NFL commissioner Roger Goodell made a clear statement during Super Bowl week, stating that the league hopes to have every team in the NFL play at least one international game each season heading into its 18th regular season game. That echoed comments from New England Patriots owner Robert Kraft, who said something similar on his radio show last month.
However, in order for the NFL to get an additional 18th game, the league would need the approval of the NFL Players Association. On Tuesday, NFLPA interim executive director David White dismissed Goodell’s request Monday.
“Our membership has no interest in an 18th game of the regular season,” NFLPA interim executive director David White said during the league’s annual Super Bowl week news conference, citing player health and safety concerns that come with an extended regular season. “… Game 18 is not arbitrary for us. It’s a very serious matter. It’s something that comes out of negotiations and unless the players have the opportunity to take all those factors into account, take that into consideration and then negotiate, agree or not accept Game 18, nothing will progress.
“But as things stand, the players have made it very clear that they don’t have any interest in it.”

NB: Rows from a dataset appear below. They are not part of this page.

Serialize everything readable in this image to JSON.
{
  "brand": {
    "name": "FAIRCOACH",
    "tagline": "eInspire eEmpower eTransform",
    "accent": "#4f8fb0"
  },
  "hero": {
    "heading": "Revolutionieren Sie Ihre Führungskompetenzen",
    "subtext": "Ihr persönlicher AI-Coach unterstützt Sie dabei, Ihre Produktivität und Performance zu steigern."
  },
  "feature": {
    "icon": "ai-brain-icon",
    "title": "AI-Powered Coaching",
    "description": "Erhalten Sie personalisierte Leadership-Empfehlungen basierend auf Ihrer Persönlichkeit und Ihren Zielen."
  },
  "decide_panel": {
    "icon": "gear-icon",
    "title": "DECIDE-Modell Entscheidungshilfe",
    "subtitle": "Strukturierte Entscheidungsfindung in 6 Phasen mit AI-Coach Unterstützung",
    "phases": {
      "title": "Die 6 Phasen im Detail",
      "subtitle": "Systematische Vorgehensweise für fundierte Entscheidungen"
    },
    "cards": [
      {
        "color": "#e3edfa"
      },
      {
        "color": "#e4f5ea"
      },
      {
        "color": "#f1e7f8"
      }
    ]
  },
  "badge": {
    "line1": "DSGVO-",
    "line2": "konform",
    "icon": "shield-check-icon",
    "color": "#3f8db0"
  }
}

According to ESPN, both White and NFLPA President Jalen Reeves-Maybin, currently a linebacker for the Chicago Bears, said the NFLPA has not yet been contacted to discuss Game 18.
“There are 31 owners and they all have different agendas and different perspectives on things,” Reeves-Maybin said when asked if overtime was inevitable. “… Maybe that’s a way they’re trying to influence. … We haven’t had any 18-game discussions. It’s not something that players are excited about or really want to push for. And then we put a lot of work in and we put out a good product every year, but it’s not something we feel we need.”
White added: “Arbitrary statements have no weight. This is a free country. People can say what they want, but … is this increasingly inevitable? … The answer is absolutely not. That is a point of negotiation.”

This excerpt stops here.